Anyway. While it's great to visit an art museum alongside someone with whom you can share the experience, going alone can be so satisfying. You read the cards exactly as quickly or slowly as you like. You spend ten minutes here, no minutes there, skip a room, visit one twice, just as you choose. My time that day was bound by external forces, but I tend to become overwhelmed at some point and never cover all I intend, anyway.
I had lunch in the cafe and enjoyed it very much, however, the service was incredibly slow and I felt like they really needed pulling together. I suspect that isn't always the case, though. The tea I had was so good I looked for it in the gift shop, but they didn't have that particular variety. But a few days later, I found the loose version of it at Jungle Jim's.
I looked at some early 20th century art after that and was headed backwards for an Impressionism area when I decided I'd had enough. I was so overwhelmed I was nearly in tears. This is a thing which happens to me very occasionally, though less so as I grow older. It was just all so beautiful and thoughtful and earnest, I felt consumed by it. On my way out, a painting, I forget which, caught my eye, and I stopped to look it over when I heard a man's voice say excitedly, "This is what they wrote!" I turned back just before leaving, and he said it again, this time clearly at me, though he didn't make full eye contact. So, I went toward him to have a look. He was holding an iPhone and reading from a website, the text of a paper being written on in the painting in front of him. It is a very good reproduction of this painting by one of the artist's students.
I didn't know it was a student reproduction at first, not being familiar with the work, but the young man told me about how you could tell the difference. Apparently, Ilya Repin created a timeline along the bottom of the canvas as he worked on it, which is not present in the reproduction. The young man told me the story of the painting, what the letter said, and a couple other things I confess I don't recall.
They aren't calling it Asperger anymore, but I think they should. To simply say he was autistic isn't to say much other than it might say a lot of different things. He was *specifically* Asperger in manner and movement, obsession with detail, relative ease of speech, and his almost but not quite eye contact. Recently, I lived down the street from a little boy who was just like this, only his field of expertise was Pokemon. I can say, at the same time, I'm glad that label wasn't around when I made my Monday visits to the school counselor in third grade, because while living without any labels other than "weird" wasn't easy growing up, living with one after I've outgrown it would be no good, either. (I know not everyone outgrows much of that or assimilates with it, but many people do, and this is just not about that, at all.)
So of all the people this young man could choose to target, he managed to find one who a) knew completely where he was coming from and knew how to talk with his kind, yet b) was too exhausted by external stimuli to be more than attentively polite while working to extricate myself from further engagement. But oh, how I wish he'd caught me on another day when I could square my shoulders and let him show me more.

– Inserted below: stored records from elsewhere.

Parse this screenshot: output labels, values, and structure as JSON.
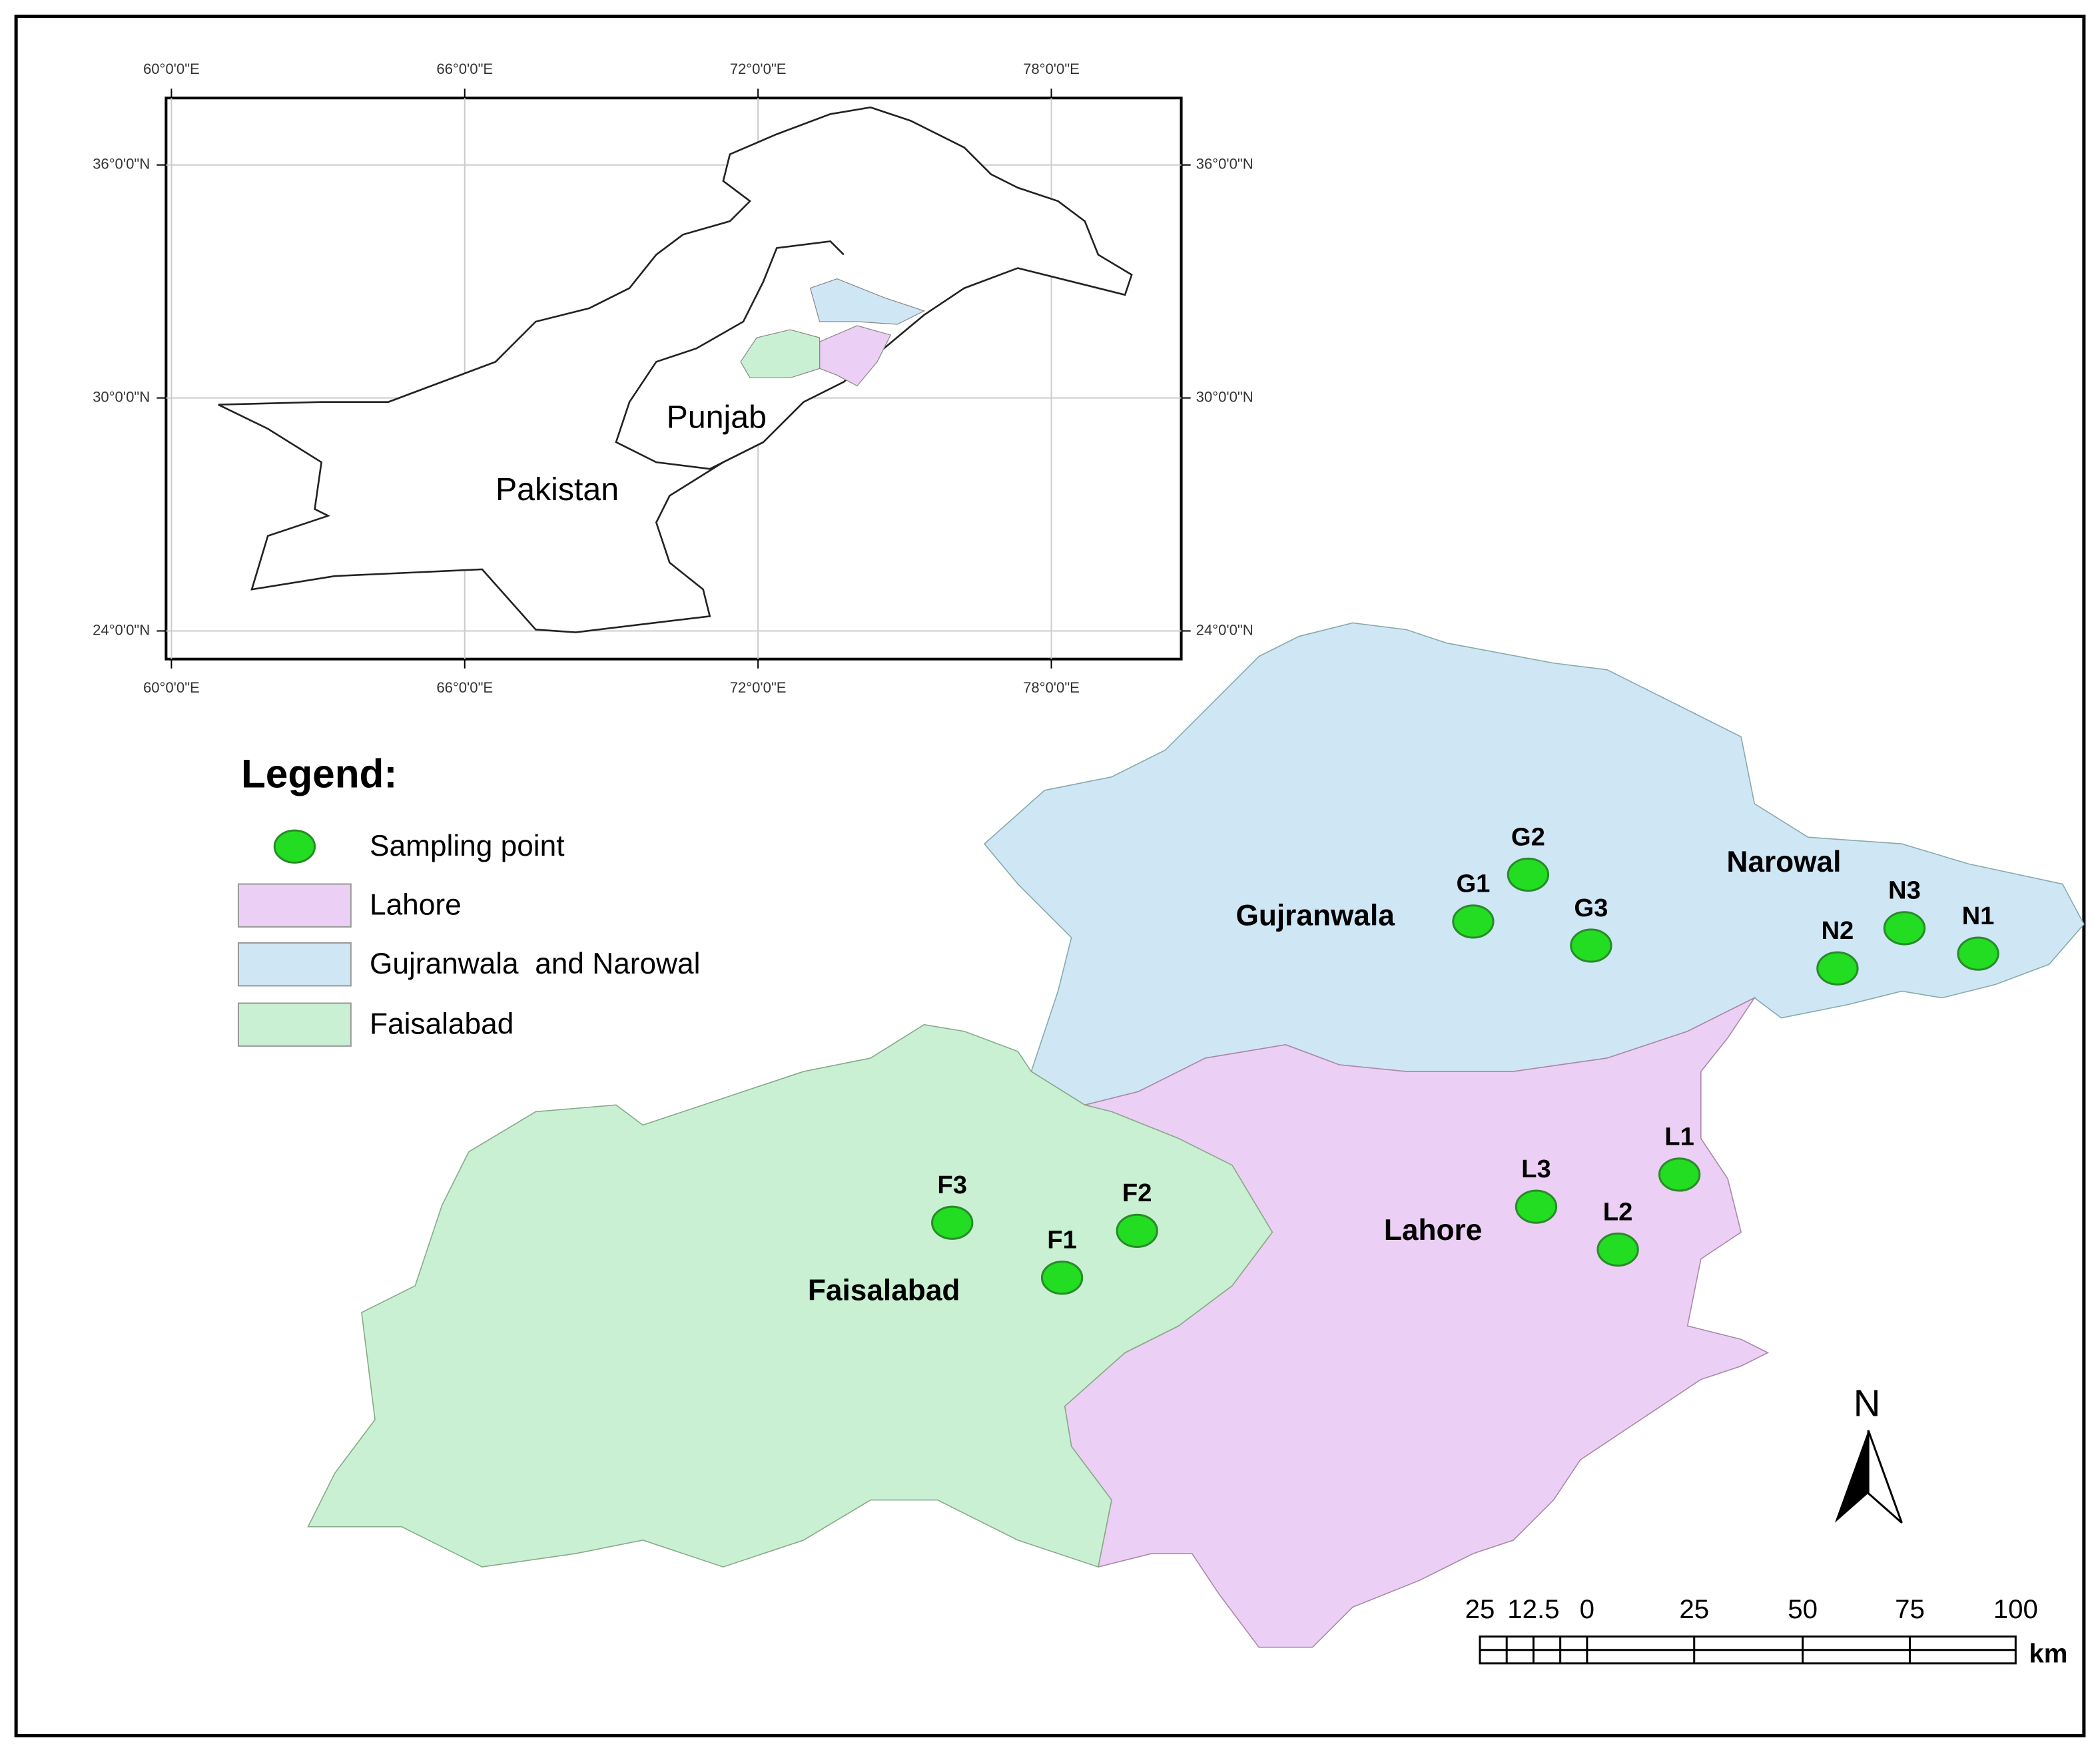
{
  "inset_map": {
    "longitude_labels": [
      "60°0'0\"E",
      "66°0'0\"E",
      "72°0'0\"E",
      "78°0'0\"E"
    ],
    "latitude_labels": [
      "36°0'0\"N",
      "30°0'0\"N",
      "24°0'0\"N"
    ],
    "place_labels": [
      "Punjab",
      "Pakistan"
    ]
  },
  "legend": {
    "title": "Legend:",
    "items": [
      "Sampling point",
      "Lahore",
      "Gujranwala  and Narowal",
      "Faisalabad"
    ]
  },
  "regions": [
    "Gujranwala",
    "Narowal",
    "Lahore",
    "Faisalabad"
  ],
  "sampling_points": [
    "G1",
    "G2",
    "G3",
    "N1",
    "N2",
    "N3",
    "L1",
    "L2",
    "L3",
    "F1",
    "F2",
    "F3"
  ],
  "north_arrow": "N",
  "scale_bar": {
    "labels": [
      "25",
      "12.5",
      "0",
      "25",
      "50",
      "75",
      "100"
    ],
    "unit": "km"
  }
}
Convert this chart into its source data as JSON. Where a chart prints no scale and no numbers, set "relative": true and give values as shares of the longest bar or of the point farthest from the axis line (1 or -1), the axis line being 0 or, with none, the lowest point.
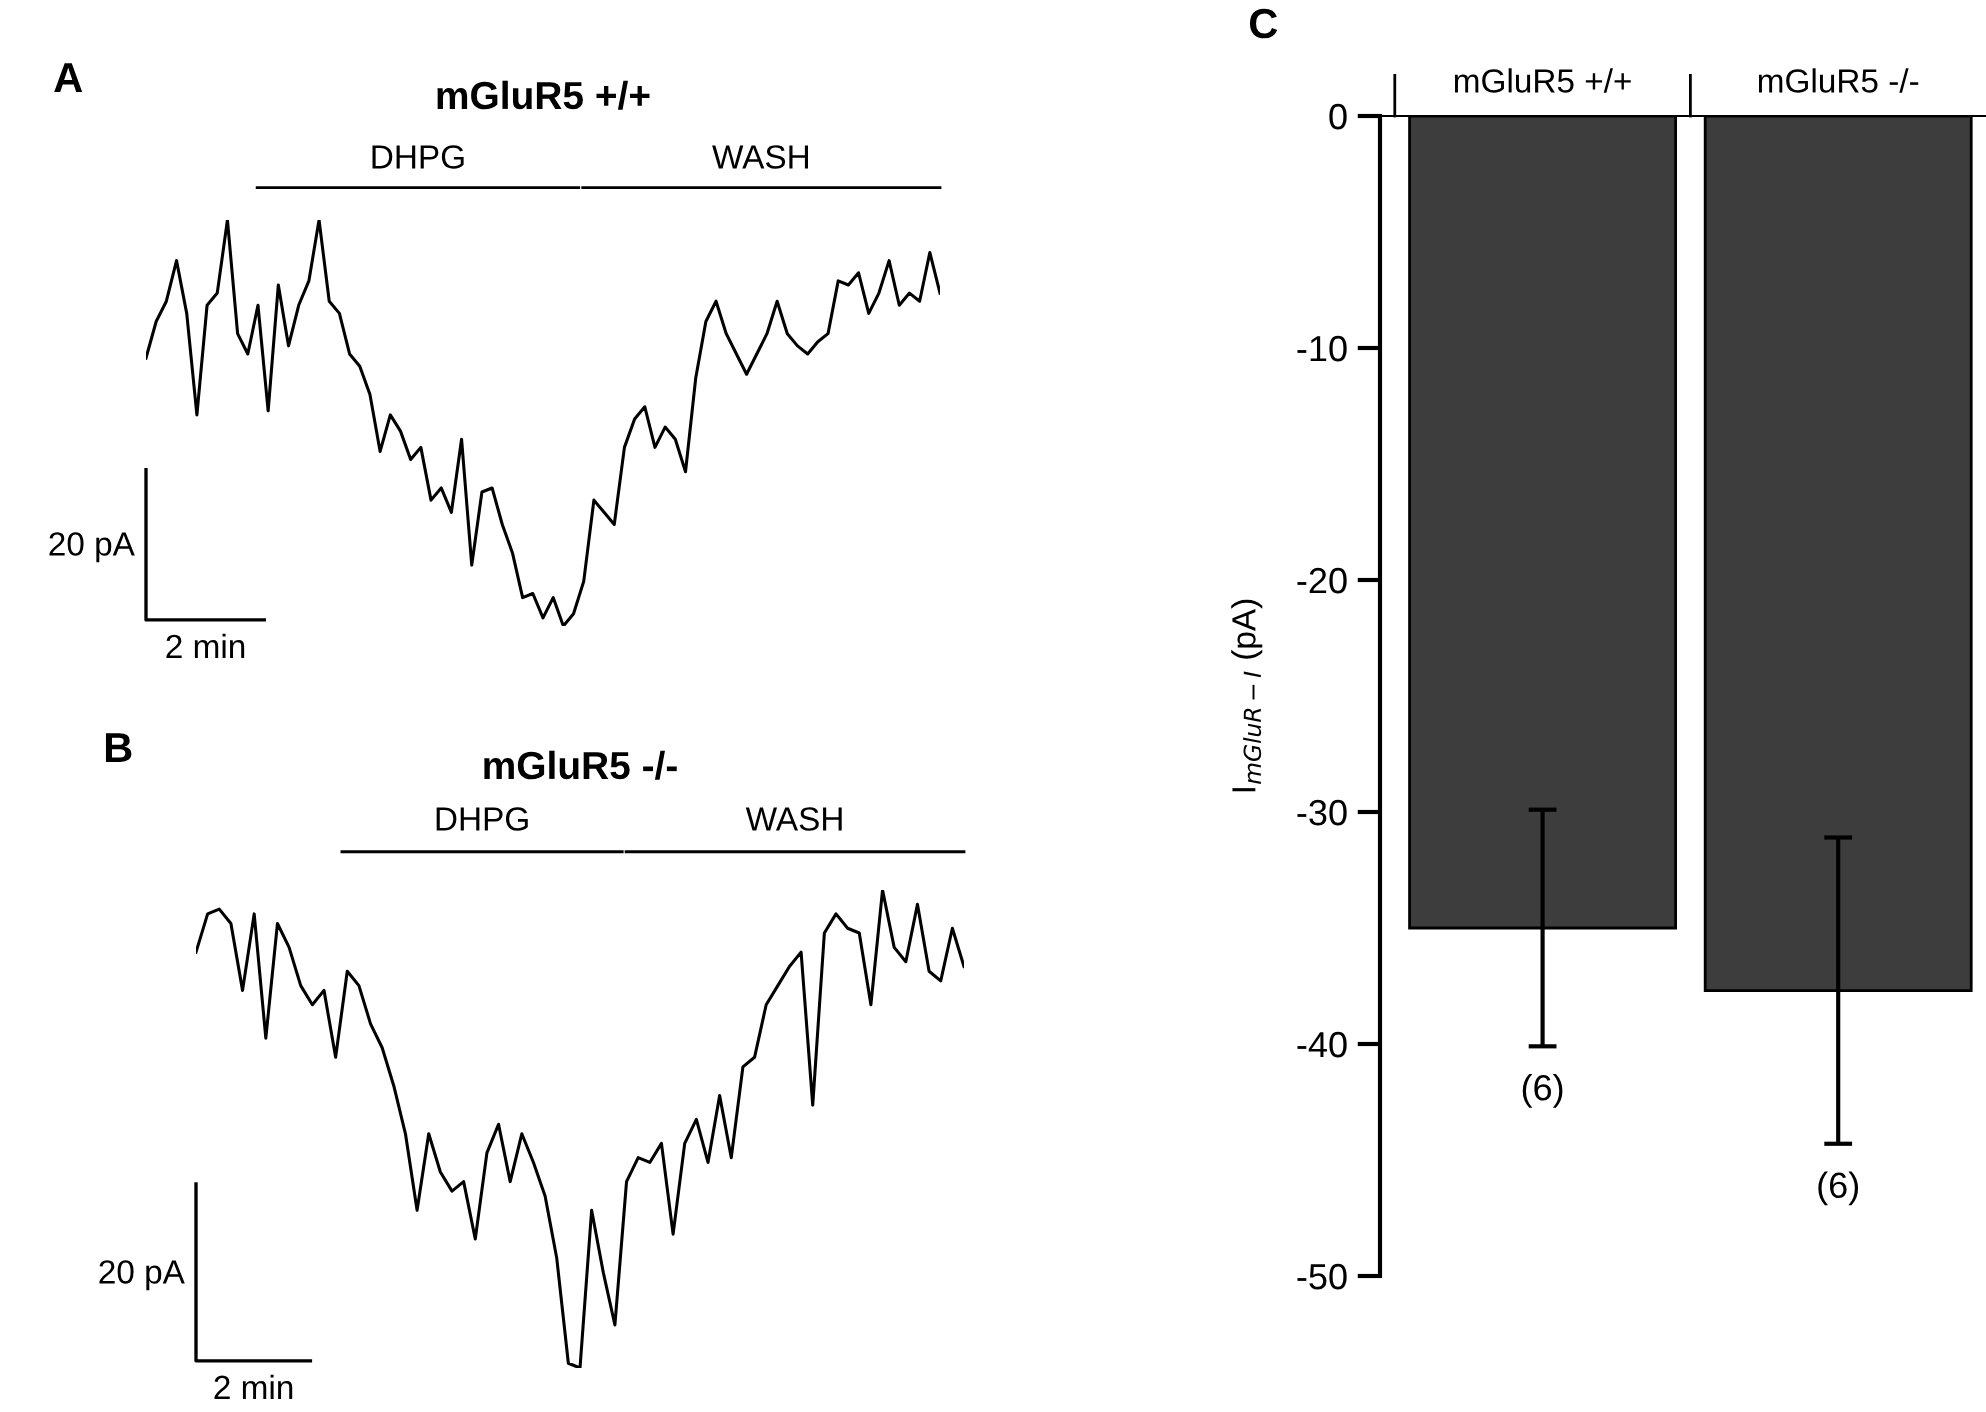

It affected me deeply, and so did much of what I saw. I painted something the next day I'm sort of proud of or at least pleased with, and started another small canvas I will finish as soon as I'm over the strange ailment that wore me down this week. I do long slow paintings, and in between them, short quick ones. And I need to visit more art more often to assist with that. You know how there's just so much egregious poetry on the internet and it's mostly by people who don't read good poetry or any poetry at all? Painting can be like that. You have to visit more of it or at least the source of it; nature, people, interactivity, etc. I'm working on that.